Au milieu de la controverse, des institutions universitaires et commerciales ont publié une déclaration dans laquelle elles soulignent que « les bâtiments concernés constituent des preuves techniques irremplaçables », c'est pourquoi elles soutiennent qu'avant de les démolir ou d'enlever les débris, « il faut procéder à des inspections techniques pathologiques, à la documentation des dommages et à la recherche des causes des défaillances ».

Les signataires du texte sont la Chambre vénézuélienne de la construction, l'Académie nationale d'ingénierie et de l'habitat, le Collège des architectes du Venezuela et la Commission des infrastructures, du logement et de l'habitat de l'association patronale Fedecámaras.
« La préservation de ces structures constitue une condition essentielle pour garantir des enquêtes objectives, déterminer les causes des effondrements et générer des enseignements techniques qui guideront la reconstruction du pays, l'actualisation des réglementations et la prévention de futures tragédies », soulignent les organisations.
Le rapport officiel du gouvernement Delcy Rodríguez parle de 856 bâtiments touchés et de 190 autres effondrés.
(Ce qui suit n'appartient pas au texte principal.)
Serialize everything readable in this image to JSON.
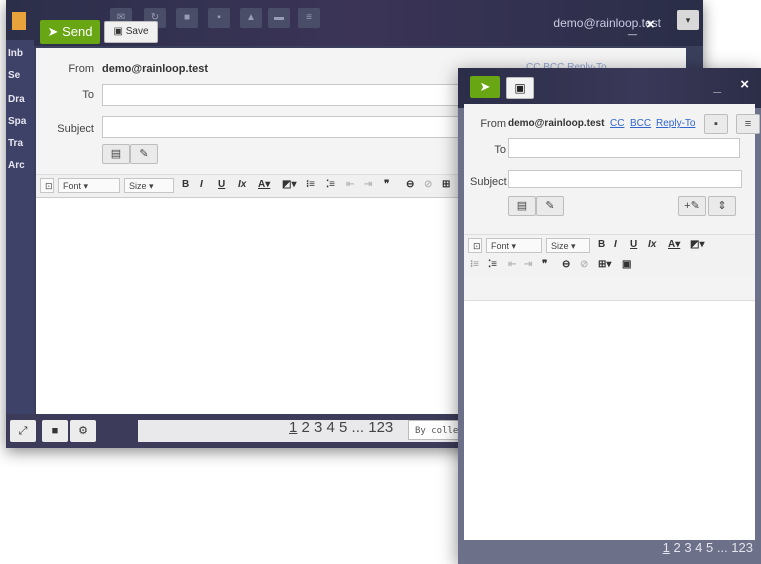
{
  "bg_window": {
    "user_email": "demo@rainloop.test",
    "folders": [
      "Inb",
      "Se",
      "Dra",
      "Spa",
      "Tra",
      "Arc"
    ],
    "compose": {
      "send_label": "Send",
      "save_label": "Save",
      "from_label": "From",
      "from_value": "demo@rainloop.test",
      "to_label": "To",
      "subject_label": "Subject",
      "cc_links": "CC  BCC  Reply-To",
      "toolbar": {
        "font": "Font",
        "size": "Size"
      }
    },
    "pager": {
      "first": "1",
      "rest": " 2 3 4 5 ... 123"
    },
    "sort_label": "By collecti"
  },
  "sm_window": {
    "from_label": "From",
    "from_value": "demo@rainloop.test",
    "cc": "CC",
    "bcc": "BCC",
    "reply_to": "Reply-To",
    "to_label": "To",
    "subject_label": "Subject",
    "toolbar": {
      "font": "Font",
      "size": "Size"
    },
    "pager": {
      "first": "1",
      "rest": " 2 3 4 5 ... 123"
    }
  }
}
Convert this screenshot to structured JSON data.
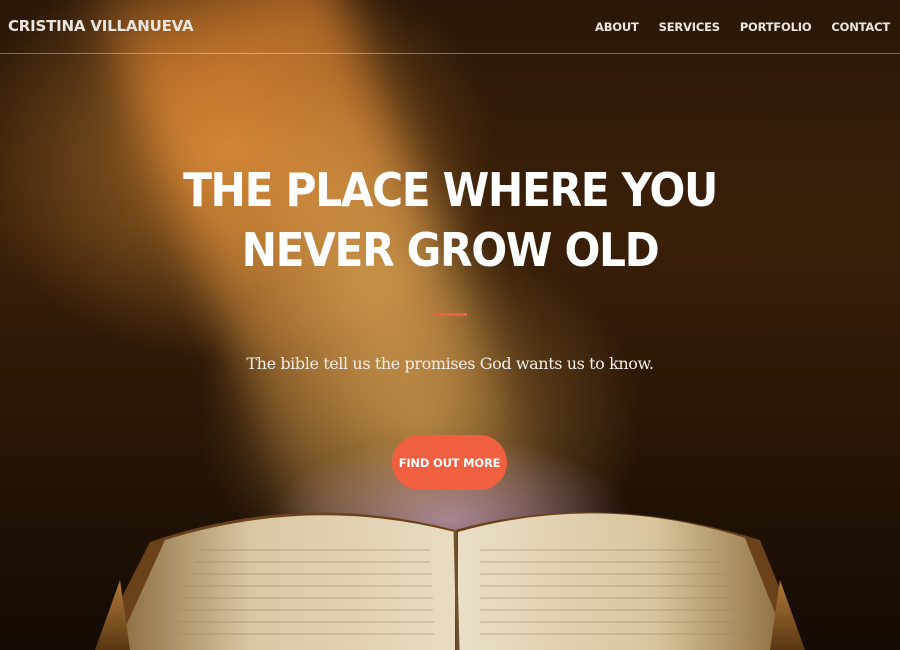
{
  "navbar": {
    "brand": "CRISTINA VILLANUEVA",
    "links": [
      {
        "label": "ABOUT"
      },
      {
        "label": "SERVICES"
      },
      {
        "label": "PORTFOLIO"
      },
      {
        "label": "CONTACT"
      }
    ]
  },
  "hero": {
    "headline": "THE PLACE WHERE YOU NEVER GROW OLD",
    "subtitle": "The bible tell us the promises God wants us to know.",
    "cta_label": "FIND OUT MORE",
    "background_image": "open-bible-light-beam"
  },
  "colors": {
    "accent": "#f05f40",
    "text": "#ffffff"
  }
}
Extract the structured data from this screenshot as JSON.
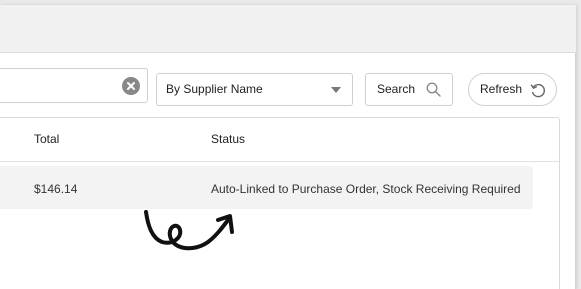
{
  "search": {
    "value": "",
    "clear_icon": "clear-circle-icon"
  },
  "filter": {
    "selected": "By Supplier Name"
  },
  "toolbar": {
    "search_label": "Search",
    "refresh_label": "Refresh"
  },
  "table": {
    "columns": [
      "Total",
      "Status"
    ],
    "rows": [
      {
        "total": "$146.14",
        "status": "Auto-Linked to Purchase Order, Stock Receiving Required"
      }
    ]
  },
  "colors": {
    "row_highlight": "#f3f3f3",
    "border": "#cfcfcf",
    "clear_icon": "#888888"
  }
}
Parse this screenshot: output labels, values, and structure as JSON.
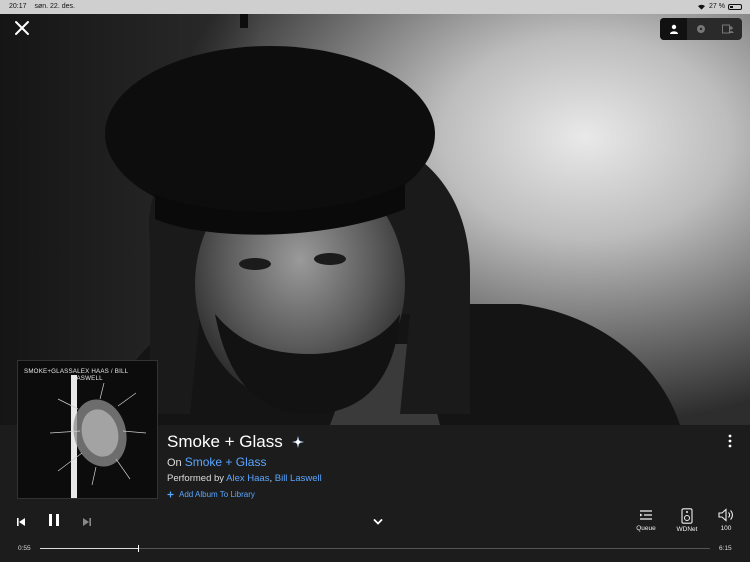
{
  "status_bar": {
    "time": "20:17",
    "date": "søn. 22. des.",
    "battery_text": "27 %",
    "battery_level": 0.27
  },
  "hero": {
    "photo_description_icon": "artist-photo"
  },
  "view_toggle": {
    "options": [
      "artist-icon",
      "album-icon",
      "credits-icon"
    ],
    "selected": "artist-icon"
  },
  "album_art": {
    "title": "SMOKE+GLASS",
    "artists": "ALEX HAAS / BILL LASWELL"
  },
  "track": {
    "title": "Smoke + Glass",
    "on_prefix": "On",
    "album": "Smoke + Glass",
    "performed_prefix": "Performed by",
    "artist1": "Alex Haas",
    "separator": ",",
    "artist2": "Bill Laswell",
    "add_album_label": "Add Album To Library"
  },
  "controls": {
    "queue_label": "Queue",
    "device_label": "WDNet",
    "volume_value": "100"
  },
  "playback": {
    "elapsed": "0:55",
    "total": "6:15",
    "progress": 0.147
  },
  "colors": {
    "accent": "#5aa5ff",
    "background": "#1c1c1c"
  }
}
Cependant, des études indépendantes comme celles réalisées par la NASA estiment que les destructions ont atteint 58 870 bâtiments.
Les experts proposent qu' »aucun bâtiment effondré ou gravement affecté ne soit démoli, enlevé totalement ou partiellement, sans l'évaluation et l'autorisation préalables de la commission technique compétente, sauf lorsqu'il existe un risque imminent pour les efforts de recherche et de sauvetage ou pour la sécurité publique dûment soutenue ».
Ils recommandent la création d’une commission nationale indépendante chargée de « publier des rapports publics et de formuler des recommandations pour renforcer les réglementations parasismiques et les politiques de reconstruction ».
« La reconstruction du pays doit s'appuyer sur la connaissance scientifique, la transparence et transformer cette tragédie en une opportunité de construire des villes plus sûres et plus résilientes, préparées pour l'avenir », insistent les universitaires et les hommes d'affaires.